On 11 December 2019, the Commission adopted its Communication on a European Green Deal (EGD), which significantly increases the EU’s climate action and environmental policy ambitions. However, the financial system as a whole is not yet transitioning fast enough. For these reasons, the EGD announced a Renewed Sustainable Finance Strategy to help channel investment into sustainable projects and activities. The Renewed Sustainable Finance Strategy will be adopted in the first half of 2021. In order to inform the development of the renewed strategy, the Commission organised a stakeholder consultation to collect views and opinions of interested parties.

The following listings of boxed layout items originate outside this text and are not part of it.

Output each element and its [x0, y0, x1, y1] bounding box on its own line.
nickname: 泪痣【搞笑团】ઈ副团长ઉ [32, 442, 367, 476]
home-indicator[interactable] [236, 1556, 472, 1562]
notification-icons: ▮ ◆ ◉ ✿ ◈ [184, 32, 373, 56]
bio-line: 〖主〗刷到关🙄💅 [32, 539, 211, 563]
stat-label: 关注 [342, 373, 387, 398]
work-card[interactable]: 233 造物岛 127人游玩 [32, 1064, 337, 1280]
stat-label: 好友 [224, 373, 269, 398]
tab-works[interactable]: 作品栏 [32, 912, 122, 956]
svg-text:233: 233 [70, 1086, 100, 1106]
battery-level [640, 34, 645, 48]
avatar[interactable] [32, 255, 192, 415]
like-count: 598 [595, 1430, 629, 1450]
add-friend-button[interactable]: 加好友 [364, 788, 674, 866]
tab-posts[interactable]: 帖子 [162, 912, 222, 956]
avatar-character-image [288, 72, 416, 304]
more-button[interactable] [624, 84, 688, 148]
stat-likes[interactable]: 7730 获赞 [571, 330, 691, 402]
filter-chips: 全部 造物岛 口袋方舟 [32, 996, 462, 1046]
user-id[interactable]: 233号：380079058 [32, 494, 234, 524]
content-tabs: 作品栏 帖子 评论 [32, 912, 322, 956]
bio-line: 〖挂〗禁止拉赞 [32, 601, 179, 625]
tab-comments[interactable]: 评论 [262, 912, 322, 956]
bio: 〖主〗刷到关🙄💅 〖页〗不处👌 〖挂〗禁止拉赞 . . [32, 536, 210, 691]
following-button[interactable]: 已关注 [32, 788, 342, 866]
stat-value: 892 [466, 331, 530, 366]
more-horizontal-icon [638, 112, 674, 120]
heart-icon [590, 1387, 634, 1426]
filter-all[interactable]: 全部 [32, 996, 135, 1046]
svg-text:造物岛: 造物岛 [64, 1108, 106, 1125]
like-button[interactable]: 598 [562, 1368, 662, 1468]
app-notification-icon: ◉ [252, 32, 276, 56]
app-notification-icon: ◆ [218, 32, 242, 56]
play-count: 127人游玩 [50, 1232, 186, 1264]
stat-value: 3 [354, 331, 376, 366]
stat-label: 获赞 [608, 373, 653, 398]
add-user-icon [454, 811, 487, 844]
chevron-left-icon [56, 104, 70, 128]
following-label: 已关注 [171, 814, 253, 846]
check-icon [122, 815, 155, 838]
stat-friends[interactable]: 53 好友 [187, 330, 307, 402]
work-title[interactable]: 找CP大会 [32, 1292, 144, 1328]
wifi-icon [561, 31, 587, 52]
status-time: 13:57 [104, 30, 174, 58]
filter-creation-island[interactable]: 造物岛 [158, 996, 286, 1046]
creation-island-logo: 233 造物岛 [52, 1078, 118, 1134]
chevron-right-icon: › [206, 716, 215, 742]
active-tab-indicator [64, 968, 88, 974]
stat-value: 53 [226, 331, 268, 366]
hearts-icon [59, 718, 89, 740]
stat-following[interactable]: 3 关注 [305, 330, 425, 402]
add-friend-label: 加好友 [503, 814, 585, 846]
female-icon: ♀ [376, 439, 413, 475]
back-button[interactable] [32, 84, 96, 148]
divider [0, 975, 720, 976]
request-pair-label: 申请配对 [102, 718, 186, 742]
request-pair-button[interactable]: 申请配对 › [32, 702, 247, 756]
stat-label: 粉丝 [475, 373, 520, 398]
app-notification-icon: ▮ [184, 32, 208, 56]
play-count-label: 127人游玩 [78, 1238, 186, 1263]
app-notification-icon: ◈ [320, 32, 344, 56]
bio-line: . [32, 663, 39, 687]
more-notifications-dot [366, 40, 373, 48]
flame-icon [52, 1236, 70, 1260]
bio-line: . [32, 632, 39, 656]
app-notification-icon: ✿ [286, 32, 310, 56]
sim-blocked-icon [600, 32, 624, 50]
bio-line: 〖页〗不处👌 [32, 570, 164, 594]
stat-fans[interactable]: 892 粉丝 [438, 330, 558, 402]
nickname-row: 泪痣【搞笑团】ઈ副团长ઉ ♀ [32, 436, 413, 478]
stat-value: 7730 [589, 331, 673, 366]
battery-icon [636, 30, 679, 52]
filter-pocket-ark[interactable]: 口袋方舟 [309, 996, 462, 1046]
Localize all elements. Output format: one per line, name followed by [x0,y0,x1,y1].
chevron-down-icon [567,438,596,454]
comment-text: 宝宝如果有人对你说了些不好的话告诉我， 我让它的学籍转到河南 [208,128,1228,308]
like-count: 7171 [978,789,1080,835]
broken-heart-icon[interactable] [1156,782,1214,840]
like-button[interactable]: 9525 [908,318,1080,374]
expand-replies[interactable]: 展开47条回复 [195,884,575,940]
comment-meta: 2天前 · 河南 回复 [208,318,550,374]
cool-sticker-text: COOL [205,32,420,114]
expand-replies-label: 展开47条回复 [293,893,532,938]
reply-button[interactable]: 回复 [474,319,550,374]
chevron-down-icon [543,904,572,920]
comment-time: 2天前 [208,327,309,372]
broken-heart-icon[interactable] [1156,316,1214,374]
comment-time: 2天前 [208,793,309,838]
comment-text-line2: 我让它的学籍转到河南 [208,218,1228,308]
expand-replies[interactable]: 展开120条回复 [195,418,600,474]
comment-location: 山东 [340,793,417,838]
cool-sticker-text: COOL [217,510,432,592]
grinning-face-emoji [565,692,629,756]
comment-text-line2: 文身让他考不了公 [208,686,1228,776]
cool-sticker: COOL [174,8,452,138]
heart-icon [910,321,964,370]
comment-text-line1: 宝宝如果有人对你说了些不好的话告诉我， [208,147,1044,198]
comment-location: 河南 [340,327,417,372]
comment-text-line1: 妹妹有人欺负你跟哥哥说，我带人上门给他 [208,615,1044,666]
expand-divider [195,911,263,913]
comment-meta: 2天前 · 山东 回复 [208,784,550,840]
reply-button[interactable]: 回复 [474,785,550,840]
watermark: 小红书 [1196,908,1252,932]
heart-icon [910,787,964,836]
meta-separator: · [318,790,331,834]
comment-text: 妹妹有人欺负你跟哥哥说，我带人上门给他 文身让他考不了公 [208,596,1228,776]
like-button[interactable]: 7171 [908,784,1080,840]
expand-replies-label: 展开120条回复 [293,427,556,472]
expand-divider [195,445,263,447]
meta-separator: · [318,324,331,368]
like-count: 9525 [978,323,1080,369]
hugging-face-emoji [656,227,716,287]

The consultation was open to the public and ran from 8 April 2020 to 15 July 2020. It aimed to gather targeted feedback on how to:

  • Strengthen the foundations for sustainable finance by creating an enabling framework to shift the focus of financial and non-financial companies to sustainability and long-term development.
  • Increase the opportunities for citizens, financial institutions and corporates to have a positive impact on sustainability.
  • Fully manage and integrate climate and environmental risks into financial institutions and the financial system as a whole.

The report now published provides a summary of the responses received to the consultation.

Among other things the report notes that there was strong support for EU action on ESG research and ratings. Also, there was support regarding accounting standards and rules. On this issue, most respondents indicated that they saw further areas in existing financial accounting rules which may hamper recognition and measurement of long-term sustainability risks. Respondents also supported further definitions, standards and labels for sustainable financial assets and financial products. These included:

  • EU Green Bond Standard (GBS). Overall, stakeholders indicated that verifiers of EU green bonds should be subject to accreditation or authorisation at an EU level. Most stakeholders perceived it would be challenging for non-European issuers to follow the EU GBS.
  • Prospectus and green bonds. Stakeholders indicated that requiring the disclosure of information on green bonds would improve consistency and help tackle greenwashing. Some of the position papers raised the concern that the mandatory disclosure of information may introduce complexity.
  • Other labels and standards. Stakeholders supported the introduction of standards or labels for energy efficient mortgages or green loans and an EU label for investment funds. There was support for the supervision of minimum standards for sustainability investment funds by the Commission or European Supervisory Authorities, or introduction of regulated minimum standards in law, and support for an ESG benchmark. However, concerns were raised within several position papers that the introduction of further labels is premature and may introduce bias and limit product diversity.